Developing theoretical framework
1. Security Communities Theory (Karl Deutsch)
- Key Idea: Groups that develop shared identity and communication networks create “security communities” where war becomes unthinkable (Security community – Wikipedia).
- Your Application: Cross-regional educational interactions build shared identity and understanding
- Perfect Fit: Deutsch specifically studied how communication and interaction prevent conflict
2. Contact Theory (Allport, applied to IR)
- Key Idea: Direct contact between groups reduces prejudice under certain conditions
- Your Application: Your breakout rooms create ideal contact conditions (equal status, common goals, cooperation)

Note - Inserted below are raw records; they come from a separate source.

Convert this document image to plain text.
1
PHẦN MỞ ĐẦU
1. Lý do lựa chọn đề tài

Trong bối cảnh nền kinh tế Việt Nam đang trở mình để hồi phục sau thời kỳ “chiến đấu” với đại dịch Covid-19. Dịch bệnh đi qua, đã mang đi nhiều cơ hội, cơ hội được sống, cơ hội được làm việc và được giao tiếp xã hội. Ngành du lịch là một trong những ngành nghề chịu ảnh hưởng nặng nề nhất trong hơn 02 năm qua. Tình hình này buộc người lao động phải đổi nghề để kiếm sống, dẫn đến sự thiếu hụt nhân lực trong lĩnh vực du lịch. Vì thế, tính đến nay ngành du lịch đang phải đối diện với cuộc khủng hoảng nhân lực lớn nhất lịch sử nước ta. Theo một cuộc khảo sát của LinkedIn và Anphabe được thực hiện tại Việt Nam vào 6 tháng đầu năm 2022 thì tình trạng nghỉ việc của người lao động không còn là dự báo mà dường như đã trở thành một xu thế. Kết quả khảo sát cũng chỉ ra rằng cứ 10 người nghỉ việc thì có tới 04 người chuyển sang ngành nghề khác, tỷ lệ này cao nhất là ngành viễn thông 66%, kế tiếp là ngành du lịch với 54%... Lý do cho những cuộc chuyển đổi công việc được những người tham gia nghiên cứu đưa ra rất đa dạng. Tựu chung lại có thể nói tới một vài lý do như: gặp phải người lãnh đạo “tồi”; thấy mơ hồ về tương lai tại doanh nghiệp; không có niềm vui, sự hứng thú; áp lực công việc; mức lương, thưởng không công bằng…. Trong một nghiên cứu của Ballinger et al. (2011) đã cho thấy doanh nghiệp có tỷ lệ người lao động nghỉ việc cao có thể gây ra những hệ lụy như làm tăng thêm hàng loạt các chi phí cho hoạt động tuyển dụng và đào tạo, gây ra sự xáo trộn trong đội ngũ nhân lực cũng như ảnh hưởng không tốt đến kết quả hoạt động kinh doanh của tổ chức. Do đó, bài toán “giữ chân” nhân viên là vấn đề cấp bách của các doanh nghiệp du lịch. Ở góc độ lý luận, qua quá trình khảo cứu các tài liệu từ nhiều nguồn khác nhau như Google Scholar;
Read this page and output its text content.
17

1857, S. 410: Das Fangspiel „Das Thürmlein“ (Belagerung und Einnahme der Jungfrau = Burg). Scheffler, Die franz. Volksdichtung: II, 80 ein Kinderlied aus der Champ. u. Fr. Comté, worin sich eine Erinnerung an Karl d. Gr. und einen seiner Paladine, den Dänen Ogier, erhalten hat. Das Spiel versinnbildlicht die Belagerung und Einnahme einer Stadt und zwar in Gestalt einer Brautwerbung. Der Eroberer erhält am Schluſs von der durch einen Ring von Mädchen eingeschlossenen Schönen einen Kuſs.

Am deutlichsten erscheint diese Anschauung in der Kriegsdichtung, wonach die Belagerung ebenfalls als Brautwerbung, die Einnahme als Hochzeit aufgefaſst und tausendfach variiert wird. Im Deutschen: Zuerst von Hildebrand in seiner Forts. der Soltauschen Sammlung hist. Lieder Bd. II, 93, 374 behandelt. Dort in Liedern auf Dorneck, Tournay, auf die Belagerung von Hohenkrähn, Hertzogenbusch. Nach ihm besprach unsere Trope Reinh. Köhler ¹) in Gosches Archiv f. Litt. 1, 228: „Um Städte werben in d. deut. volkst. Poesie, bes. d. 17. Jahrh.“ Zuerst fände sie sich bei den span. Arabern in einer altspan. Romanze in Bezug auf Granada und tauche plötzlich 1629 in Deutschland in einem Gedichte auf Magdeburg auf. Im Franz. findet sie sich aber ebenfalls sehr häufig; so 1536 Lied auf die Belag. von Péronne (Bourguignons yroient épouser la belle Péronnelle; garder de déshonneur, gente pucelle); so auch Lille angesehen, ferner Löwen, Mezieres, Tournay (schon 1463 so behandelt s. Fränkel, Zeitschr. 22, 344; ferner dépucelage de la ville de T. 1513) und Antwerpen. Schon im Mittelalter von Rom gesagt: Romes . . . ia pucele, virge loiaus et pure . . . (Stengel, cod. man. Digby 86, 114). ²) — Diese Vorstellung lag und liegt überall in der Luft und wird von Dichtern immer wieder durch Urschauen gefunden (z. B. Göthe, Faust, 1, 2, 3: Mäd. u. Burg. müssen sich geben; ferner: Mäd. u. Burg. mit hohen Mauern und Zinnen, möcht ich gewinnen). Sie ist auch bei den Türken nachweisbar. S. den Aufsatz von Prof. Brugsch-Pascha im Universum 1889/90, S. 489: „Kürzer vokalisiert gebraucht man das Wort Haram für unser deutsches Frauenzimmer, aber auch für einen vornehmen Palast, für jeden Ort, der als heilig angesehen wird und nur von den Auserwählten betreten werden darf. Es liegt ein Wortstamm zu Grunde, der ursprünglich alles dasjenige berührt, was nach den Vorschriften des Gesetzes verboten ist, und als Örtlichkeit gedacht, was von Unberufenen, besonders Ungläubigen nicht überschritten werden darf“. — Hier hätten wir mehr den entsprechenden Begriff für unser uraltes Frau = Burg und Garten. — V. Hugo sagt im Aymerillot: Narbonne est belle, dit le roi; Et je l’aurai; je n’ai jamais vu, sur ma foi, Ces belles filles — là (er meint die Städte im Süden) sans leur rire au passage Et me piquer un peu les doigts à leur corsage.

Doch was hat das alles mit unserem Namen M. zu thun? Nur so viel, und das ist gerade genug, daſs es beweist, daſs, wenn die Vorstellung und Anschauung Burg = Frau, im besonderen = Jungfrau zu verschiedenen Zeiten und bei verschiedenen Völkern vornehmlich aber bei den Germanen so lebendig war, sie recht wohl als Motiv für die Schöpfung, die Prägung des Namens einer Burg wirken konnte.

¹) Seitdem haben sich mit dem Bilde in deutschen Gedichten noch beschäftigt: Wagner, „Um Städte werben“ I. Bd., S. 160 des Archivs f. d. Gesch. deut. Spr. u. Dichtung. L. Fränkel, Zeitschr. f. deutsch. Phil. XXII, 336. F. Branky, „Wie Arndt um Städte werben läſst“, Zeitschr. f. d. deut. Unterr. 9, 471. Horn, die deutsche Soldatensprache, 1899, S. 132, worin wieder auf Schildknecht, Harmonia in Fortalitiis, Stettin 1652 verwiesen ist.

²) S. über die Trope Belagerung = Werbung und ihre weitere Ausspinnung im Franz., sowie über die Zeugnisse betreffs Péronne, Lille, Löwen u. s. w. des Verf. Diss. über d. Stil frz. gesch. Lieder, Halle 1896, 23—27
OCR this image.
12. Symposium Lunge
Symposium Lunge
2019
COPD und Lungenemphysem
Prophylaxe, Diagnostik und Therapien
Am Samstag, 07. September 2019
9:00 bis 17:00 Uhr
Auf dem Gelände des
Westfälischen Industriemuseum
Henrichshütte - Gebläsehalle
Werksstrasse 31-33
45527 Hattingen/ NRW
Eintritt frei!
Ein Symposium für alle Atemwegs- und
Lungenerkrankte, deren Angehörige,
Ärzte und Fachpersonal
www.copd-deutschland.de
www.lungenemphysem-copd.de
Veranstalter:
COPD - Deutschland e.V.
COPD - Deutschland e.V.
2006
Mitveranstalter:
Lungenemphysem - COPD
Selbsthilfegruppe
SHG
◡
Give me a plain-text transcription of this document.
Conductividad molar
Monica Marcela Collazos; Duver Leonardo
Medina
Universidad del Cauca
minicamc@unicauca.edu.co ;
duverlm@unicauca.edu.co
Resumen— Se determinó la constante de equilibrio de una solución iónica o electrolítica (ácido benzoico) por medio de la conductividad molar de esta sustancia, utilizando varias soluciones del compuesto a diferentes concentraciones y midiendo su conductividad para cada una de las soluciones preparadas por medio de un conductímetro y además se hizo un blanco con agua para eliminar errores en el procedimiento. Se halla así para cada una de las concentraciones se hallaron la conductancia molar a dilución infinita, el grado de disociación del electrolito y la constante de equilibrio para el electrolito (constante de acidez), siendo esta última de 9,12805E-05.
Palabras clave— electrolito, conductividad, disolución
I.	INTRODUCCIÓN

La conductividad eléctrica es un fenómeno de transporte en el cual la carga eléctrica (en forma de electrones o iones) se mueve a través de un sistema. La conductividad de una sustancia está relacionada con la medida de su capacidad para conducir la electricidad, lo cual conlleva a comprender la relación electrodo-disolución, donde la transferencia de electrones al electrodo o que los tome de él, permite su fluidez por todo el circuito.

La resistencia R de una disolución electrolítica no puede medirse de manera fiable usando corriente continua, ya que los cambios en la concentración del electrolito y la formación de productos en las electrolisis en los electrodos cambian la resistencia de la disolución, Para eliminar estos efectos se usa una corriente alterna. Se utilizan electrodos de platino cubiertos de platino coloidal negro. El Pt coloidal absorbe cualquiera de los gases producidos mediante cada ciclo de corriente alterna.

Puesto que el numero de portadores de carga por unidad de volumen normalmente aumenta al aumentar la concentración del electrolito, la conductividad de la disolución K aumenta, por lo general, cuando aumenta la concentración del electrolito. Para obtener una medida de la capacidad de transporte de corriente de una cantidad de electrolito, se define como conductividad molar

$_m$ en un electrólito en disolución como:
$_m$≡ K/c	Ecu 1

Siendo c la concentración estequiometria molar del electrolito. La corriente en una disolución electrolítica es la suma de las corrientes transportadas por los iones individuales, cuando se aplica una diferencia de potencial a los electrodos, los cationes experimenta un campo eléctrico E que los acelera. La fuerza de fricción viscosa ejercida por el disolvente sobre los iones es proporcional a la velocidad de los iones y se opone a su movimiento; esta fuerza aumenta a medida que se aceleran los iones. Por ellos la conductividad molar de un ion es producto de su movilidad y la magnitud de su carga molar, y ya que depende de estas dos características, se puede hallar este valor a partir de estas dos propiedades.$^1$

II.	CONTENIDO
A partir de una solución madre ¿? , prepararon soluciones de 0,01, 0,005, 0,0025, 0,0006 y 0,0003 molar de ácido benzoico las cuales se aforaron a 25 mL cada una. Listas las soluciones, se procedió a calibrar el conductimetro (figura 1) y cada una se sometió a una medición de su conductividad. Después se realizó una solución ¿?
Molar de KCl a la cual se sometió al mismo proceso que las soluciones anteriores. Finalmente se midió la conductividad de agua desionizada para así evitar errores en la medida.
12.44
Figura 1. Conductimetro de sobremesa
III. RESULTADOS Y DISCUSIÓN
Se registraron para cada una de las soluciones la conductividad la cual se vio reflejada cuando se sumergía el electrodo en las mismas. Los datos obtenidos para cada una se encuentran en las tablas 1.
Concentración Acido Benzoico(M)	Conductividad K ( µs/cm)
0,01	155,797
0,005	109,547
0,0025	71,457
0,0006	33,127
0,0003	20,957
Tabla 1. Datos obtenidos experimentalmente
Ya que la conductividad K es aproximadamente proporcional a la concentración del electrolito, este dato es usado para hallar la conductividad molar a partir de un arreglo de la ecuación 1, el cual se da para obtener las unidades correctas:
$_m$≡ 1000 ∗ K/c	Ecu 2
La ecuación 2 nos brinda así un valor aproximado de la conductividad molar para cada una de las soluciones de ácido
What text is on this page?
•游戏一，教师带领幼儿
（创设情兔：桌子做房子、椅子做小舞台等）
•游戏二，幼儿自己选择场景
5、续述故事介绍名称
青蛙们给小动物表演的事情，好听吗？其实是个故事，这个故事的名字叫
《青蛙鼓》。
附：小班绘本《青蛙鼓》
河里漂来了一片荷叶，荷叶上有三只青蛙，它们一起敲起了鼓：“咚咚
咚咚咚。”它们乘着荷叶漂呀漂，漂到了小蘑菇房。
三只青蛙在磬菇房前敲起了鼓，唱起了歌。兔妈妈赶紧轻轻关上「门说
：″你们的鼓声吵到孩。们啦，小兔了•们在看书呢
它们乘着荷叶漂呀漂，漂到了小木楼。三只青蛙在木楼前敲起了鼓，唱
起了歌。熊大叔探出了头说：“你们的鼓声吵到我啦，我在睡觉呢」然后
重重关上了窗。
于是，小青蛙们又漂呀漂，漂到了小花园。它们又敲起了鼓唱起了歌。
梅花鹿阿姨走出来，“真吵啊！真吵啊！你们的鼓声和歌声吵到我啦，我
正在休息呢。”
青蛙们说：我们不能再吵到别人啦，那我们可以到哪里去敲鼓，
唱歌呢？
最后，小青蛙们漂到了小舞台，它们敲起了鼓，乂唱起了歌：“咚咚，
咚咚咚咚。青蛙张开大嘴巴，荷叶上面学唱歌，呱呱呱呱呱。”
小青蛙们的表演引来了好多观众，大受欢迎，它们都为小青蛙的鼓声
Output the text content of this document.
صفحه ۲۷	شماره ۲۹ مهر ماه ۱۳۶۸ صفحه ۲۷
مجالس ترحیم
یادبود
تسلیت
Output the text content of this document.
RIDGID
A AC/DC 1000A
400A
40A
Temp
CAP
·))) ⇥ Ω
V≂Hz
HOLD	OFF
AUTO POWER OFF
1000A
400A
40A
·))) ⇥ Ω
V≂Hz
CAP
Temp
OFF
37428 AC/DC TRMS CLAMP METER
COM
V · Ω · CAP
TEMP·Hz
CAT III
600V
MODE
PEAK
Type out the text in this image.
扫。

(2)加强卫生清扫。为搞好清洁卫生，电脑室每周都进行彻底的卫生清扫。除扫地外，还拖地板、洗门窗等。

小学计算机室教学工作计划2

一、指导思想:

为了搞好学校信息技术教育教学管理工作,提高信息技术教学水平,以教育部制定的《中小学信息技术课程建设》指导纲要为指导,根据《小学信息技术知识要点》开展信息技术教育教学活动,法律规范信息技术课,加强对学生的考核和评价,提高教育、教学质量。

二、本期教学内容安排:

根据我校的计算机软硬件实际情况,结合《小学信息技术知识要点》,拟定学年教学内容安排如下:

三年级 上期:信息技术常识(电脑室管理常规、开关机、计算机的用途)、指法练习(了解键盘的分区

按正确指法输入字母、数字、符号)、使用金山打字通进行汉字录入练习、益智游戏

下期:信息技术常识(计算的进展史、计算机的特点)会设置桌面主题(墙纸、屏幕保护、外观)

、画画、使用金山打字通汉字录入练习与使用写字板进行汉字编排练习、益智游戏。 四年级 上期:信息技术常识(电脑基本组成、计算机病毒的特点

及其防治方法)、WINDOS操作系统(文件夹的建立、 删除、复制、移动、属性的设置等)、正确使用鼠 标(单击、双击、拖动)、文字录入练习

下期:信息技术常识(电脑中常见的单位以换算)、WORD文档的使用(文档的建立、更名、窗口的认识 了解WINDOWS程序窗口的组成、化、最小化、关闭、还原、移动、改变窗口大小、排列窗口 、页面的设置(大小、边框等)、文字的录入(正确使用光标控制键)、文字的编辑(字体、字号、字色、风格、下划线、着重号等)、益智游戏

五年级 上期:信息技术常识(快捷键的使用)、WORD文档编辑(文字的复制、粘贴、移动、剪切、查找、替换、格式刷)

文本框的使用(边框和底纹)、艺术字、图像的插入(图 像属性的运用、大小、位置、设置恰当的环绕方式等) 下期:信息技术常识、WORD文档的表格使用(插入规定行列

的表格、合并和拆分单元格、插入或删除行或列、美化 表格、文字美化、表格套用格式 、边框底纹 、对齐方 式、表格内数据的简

3. Two-Level Game Theory (Robert Putnam)
- Key Idea: Domestic politics constrain international behavior
- Your Application: If you create domestic constituencies who care about other countries, leaders can’t easily go to war
4. The Experimental Generation of Interpersonal Closeness: A Procedure and Some Preliminary Findings
- Key Idea: Mutual, structured self-disclosure → interpersonal closeness → psychological proximity
- My application: creating human connection and recognition through structured interaction.
Your Theoretical Framework Now:
- Contact Theory: Optimal contact conditions (equal status, cooperation, common goals)
- Aron & Melinat’s Closeness Generation: Structured self-disclosure creates psychological proximity
- Security Communities Theory: These personal connections build shared identity across regional boundaries
- Two-Level Game Theory: Personal connections create domestic political constraints against conflict
Research Innovation:
You’re testing whether Aron & Melinat’s interpersonal closeness mechanism can work at Deutsch’s security community scale under Allport’s contact conditions to create Putnam’s domestic political constraints.
Research Question: “Can structured self-disclosure in educational settings create the interpersonal closeness that scales up to conflict-prevention effects?” or
“When English learners engage in structured self-disclosure conversations across regional/national boundaries, does this create interpersonal closeness that contributes to conflict prevention at scale?”